Back in October, we posted a blog from Dogfish Head Craft Brewery, discussing a trademark dispute involving its Belgian-style white beer Namaste. An Austin, Texas, beer emporium called Whip In began brewing under the name Namaste Brewing Co., even though Dogfish Head retains a trademark on the name. Dogfish Head wanted the company to change the name, but noted it was looking for an amicable solution to the situation. Namaste Brewing Co.’s Dipak Topiwala (who eventually changed the name to Kamala Brewing) was not very happy about the outcome, according to this recent Forbes interview:
Topiwala, whose parents are from India, recalled his initial reaction to Dogfish’s request: “It was basically, WTF? with the sentiment that irony is stranger than fiction.” He was soon referring to Calagione’s threat as a brand of “cultural imperialism,” deeming Dogfish’s behavior decidedly “un-namaste.” The dispute eventually spiraled into the social media, where misinformation swirled. Initially, though, Topiwala and Calagione addressed the matter “brewer to brewer” through an exchange of frankly worded emails.
According to the article, Namaste, which originates in India, is essentially a ubiquitous greeting that embodies the belief “that there is a Divine spark within each of us that is located in the heart chakra.” Of course, it’s hard to fight a trademark and with it, Dogfish Head is well within its right to name a beer Namaste, regardless of its origin or affiliation.
“With Namaste, we have to protect the name of our beer or we lose it,” noted Dogfish Head in its post. But Topiwala is sticking to his guns, calling the trademark move imperialistic, which might be a bit of stretch for Dogfish Head’s size, scope and mission. Here’s a quote from Topiwala from the same article, taken from an email addressed to Dogfish owner Sam Calagione.

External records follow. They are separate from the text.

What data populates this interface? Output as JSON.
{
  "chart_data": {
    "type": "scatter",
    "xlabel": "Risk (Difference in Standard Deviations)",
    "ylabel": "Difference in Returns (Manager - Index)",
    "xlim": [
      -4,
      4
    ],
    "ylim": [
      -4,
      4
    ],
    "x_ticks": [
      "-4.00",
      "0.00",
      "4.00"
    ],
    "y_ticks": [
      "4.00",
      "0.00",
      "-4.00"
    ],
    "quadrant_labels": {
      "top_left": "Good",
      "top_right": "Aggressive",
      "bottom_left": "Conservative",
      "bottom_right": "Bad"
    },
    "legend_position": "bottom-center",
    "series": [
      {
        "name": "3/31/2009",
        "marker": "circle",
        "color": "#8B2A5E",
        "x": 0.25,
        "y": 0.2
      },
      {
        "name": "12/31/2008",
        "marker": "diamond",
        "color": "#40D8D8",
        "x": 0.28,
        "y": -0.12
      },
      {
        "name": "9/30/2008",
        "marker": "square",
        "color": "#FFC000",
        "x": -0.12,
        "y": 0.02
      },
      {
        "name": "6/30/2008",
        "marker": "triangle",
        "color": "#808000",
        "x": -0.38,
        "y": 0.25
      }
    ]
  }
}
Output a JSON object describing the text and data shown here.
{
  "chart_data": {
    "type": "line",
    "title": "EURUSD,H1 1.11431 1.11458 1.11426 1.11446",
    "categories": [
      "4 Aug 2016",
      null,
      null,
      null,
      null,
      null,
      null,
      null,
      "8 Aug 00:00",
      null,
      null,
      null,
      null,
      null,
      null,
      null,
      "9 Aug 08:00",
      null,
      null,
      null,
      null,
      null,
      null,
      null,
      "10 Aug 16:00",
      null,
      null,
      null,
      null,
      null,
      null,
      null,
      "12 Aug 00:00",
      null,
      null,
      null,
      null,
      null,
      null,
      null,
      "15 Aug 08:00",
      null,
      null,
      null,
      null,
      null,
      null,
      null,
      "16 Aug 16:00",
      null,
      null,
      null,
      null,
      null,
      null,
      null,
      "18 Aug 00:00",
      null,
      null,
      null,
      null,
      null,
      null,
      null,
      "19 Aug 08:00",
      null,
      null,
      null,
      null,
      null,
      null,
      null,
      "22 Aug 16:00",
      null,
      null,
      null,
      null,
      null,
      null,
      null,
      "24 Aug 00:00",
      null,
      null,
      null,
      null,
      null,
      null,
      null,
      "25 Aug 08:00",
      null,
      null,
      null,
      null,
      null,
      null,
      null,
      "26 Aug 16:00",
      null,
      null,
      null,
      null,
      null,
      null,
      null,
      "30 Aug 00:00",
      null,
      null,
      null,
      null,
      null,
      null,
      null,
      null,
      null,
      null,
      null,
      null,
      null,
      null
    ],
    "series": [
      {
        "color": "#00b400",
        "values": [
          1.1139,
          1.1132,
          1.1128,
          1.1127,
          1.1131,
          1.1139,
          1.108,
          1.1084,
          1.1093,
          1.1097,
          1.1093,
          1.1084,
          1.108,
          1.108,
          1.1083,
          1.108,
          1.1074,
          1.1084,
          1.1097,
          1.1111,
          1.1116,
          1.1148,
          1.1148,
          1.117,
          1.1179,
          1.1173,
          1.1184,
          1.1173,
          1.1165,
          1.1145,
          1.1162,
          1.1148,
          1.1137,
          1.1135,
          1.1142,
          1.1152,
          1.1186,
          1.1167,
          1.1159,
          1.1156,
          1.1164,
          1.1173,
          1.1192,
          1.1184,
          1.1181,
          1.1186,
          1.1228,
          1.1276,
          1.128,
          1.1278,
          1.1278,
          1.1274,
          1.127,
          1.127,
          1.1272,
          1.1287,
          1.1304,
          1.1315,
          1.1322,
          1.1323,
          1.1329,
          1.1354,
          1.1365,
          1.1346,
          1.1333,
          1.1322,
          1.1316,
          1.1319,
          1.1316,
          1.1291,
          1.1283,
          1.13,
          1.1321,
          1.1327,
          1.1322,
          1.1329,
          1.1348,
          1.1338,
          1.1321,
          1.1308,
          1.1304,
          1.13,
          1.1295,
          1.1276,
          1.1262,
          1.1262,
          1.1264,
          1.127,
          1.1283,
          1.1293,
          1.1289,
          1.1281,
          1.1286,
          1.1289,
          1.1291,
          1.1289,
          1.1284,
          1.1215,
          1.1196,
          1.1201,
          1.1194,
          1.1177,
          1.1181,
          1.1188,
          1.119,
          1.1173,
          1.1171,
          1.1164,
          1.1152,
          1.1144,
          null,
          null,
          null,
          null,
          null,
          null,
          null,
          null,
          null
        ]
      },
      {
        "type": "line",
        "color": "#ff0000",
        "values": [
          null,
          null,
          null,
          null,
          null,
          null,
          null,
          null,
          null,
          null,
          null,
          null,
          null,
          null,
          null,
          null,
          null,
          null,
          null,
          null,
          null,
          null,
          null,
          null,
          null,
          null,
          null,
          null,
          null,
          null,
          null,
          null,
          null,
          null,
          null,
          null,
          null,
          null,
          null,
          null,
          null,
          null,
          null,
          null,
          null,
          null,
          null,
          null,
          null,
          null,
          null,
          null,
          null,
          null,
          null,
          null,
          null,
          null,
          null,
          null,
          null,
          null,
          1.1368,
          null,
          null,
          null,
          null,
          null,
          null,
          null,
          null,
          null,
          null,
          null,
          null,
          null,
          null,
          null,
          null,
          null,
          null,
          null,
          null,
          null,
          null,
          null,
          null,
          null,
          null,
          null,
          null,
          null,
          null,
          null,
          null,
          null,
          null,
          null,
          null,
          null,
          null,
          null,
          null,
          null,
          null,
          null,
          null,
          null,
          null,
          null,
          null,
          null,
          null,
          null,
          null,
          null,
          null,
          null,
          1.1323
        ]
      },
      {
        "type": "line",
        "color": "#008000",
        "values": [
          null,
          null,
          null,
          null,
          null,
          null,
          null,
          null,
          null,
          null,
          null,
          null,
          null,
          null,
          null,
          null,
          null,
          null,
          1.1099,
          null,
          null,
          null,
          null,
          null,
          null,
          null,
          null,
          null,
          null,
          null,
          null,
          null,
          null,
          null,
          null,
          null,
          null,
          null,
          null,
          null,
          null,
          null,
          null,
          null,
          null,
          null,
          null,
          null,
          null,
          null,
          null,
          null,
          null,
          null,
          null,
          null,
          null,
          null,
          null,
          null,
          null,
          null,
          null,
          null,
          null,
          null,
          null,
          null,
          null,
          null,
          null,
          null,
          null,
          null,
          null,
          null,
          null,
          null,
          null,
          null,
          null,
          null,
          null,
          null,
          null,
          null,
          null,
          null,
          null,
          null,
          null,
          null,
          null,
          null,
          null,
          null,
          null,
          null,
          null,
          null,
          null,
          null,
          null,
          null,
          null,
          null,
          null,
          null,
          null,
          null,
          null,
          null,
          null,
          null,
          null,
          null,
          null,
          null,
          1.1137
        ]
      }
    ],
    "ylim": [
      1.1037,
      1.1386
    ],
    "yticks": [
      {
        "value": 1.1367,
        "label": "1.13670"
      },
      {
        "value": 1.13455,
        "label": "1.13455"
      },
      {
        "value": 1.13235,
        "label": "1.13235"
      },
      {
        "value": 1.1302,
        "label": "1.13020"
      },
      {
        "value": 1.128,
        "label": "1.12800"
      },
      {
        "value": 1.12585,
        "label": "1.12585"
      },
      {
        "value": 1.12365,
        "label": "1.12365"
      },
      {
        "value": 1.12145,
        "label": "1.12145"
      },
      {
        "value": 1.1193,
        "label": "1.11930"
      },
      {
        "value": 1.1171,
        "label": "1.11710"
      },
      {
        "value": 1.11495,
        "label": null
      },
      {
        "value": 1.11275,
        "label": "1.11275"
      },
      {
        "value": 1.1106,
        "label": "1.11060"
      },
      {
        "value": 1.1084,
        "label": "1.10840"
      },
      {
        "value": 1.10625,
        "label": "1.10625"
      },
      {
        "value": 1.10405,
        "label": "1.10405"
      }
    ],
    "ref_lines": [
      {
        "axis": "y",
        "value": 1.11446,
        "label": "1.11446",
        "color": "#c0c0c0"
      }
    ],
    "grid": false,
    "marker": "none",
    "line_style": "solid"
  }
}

“While you have demonstrated a civility and consideration characteristic of camaraderie and bonhomie of brewers, it is apparent that you do not understand the level of cultural appropriation and imperialism that y’all’re want to enforce upon us with our use of the term namaste to represent ourselves from our own heritage. That y’all should make the term Namaste a trademark is emblematic of your blindness to how the word is used outside of your societal norms. Offering to license it out to us further exemplifies your willingness to play the continuing imperial role upon outsiders of your stature and culture.”